Surveys begin immediately after ice-out and consist of intensive netting and electro-fishing operations. The weather can be severe in early spring, but DNR crews have to set their nets before the pike and walleye begin spawning.
"During the summer, we often hear comments from the public such as 'I wish I had your job,'" Hanchin said. "That doesn't happen during the ice-out surveys."
Fisheries personnel count and measure fish and collect spines or fin rays to determine fish ages. Workers often place metal jaw tags on legal-size walleyes, northern pike, smallmouth bass and muskellunge, hoping anglers will turn them in to the DNR when they catch the fish.
"Tag returns allow us to estimate the percentages of legal-size fish that are harvested in a given year," Hanchin said. "Occasionally, we also learn some interesting things about fish movement from the tag returns."
Hanchin said walleyes tagged in the Muskegon River, for example, have been caught by anglers in more than a dozen different tributaries to Lake Michigan and as far away as the Menominee River on the Michigan-Wisconsin border, a distance of more than 200 miles.
In fact, a walleye caught in a 2007 DNR survey of Portage Lake (Houghton County) traveled at least 400 miles from the Nipigon River, where it had been tagged by the Ontario Ministry of Natural Resources in 2002.
Year-long creel surveys, conducted as part of the program, help quantify angler harvest and effort on each body of water.
"Although our netting surveys tell us quite a lot, the creel survey completes the picture for each water body," Hanchin said. "A 2001 survey, for instance, revealed there was more effort by anglers on Houghton Lake (Roscommon County) in a single year than there was on the Michigan waters of Lake Erie or the Michigan waters of Lake Superior. That piece of information, gained in the first year of the program, told us quite a bit about the significance of the fisheries on these large inland lakes."

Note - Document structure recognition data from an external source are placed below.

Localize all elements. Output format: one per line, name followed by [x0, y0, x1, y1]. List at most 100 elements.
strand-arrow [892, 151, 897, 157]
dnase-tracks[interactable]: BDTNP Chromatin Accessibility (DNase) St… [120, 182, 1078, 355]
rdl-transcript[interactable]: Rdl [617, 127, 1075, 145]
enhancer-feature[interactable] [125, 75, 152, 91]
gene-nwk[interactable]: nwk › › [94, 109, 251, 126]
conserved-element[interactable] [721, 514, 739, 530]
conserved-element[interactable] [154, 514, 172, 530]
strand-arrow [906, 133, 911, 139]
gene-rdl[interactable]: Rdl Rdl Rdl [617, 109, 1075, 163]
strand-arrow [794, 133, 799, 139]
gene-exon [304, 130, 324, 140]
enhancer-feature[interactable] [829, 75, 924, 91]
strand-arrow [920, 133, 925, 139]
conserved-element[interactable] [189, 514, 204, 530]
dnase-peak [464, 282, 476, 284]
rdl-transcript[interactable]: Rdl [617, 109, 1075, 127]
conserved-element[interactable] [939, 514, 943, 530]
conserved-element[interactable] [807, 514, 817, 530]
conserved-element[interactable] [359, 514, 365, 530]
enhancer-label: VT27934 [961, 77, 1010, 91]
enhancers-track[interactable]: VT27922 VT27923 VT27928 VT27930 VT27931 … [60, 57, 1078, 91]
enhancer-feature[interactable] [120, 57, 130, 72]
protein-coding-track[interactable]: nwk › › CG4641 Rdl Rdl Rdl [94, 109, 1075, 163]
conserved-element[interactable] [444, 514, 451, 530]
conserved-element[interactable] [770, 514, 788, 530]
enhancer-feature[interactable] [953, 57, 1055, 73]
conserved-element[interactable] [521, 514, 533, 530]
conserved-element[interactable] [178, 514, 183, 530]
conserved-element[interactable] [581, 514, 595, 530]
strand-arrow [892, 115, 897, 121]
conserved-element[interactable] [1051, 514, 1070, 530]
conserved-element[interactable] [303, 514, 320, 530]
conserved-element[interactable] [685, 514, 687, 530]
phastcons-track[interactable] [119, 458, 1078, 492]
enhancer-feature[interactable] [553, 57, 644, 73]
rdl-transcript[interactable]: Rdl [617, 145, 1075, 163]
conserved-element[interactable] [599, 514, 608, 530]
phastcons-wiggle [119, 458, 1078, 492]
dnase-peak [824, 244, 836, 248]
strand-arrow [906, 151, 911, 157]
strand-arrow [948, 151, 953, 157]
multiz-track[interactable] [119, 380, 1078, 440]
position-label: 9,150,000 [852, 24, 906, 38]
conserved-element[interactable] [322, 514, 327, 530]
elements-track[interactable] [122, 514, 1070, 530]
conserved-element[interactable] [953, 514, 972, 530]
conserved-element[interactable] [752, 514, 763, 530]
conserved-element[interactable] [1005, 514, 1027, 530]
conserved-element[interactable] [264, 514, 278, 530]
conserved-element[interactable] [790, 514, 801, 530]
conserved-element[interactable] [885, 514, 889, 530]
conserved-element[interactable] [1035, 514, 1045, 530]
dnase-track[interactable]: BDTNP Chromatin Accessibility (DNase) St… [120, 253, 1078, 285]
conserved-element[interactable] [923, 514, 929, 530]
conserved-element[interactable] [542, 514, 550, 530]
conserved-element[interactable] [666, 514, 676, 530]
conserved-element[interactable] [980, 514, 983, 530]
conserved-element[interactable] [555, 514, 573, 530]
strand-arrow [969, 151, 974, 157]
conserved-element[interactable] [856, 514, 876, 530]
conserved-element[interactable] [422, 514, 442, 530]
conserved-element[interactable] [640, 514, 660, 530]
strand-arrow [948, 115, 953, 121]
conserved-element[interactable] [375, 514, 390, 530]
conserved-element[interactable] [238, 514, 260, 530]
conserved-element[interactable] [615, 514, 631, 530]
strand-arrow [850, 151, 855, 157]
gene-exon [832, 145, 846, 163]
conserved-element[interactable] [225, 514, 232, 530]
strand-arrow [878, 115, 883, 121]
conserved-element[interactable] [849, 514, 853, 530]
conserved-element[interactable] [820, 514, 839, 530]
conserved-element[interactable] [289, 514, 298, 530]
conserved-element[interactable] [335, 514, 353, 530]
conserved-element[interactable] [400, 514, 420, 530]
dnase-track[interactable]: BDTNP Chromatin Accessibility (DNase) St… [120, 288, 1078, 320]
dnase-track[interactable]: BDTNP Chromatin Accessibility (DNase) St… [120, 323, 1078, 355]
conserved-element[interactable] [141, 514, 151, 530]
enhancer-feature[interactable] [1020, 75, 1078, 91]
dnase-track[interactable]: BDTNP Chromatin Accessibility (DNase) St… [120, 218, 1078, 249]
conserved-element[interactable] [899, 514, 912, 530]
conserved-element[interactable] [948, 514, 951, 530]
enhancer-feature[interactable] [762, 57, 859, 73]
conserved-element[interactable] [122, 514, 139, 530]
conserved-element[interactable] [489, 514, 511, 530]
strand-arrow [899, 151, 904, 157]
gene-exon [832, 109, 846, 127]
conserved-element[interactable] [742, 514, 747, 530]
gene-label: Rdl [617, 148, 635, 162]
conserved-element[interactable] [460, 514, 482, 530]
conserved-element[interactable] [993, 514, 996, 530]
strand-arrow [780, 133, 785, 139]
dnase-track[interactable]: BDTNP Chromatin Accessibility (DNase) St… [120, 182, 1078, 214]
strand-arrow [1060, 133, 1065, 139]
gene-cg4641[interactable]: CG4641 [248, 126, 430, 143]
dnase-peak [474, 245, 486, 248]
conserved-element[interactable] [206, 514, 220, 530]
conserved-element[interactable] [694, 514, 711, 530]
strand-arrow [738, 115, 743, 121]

Information from the Large Lakes Program benefits managers in several ways. Recently, information from monthly angler harvest surveys helped the DNR decide to extend walleye, northern pike and muskellunge seasons in the Upper Peninsula.
"Tag return data was instrumental in providing a scientific rationale for extending those seasons," Hanchin said.
Fish population estimates have changed fish stocking practices on some lakes, too.
"We found that on South Lake Leelanau, walleye abundance was high, growth was slowing and natural reproduction was improving," he said. "In order to efficiently use our limited production of spring fingerling walleyes, it just didn't make sense to stock South Lake Leelanau anymore."
The large-lake survey effort also is yielding additional information on the life history of some species. This year, the DNR surveyed Elk and Skegemog lakes in cooperation with the University of Michigan. Surgically implanted transmitters in eight muskellunge will allow active tracking of fish movements.
"We are using the survey on Skegemog Lake to learn more about muskellunge behavior in the Torch Lake chain of lakes," Hanchin said. "We are most interested in learning about spawning locations and timing, along with over-wintering habitats."
Although the Large Lakes Program depends on cooperation from numerous district teams, that effort is not unusual, he said.
"The cooperation demonstrated by everyone on the Large Lakes Program is great, but it's nothing new. Our employees team up on numerous statewide projects every year, from salmon and steelhead egg-takes to fish stocking to even fighting forest fires."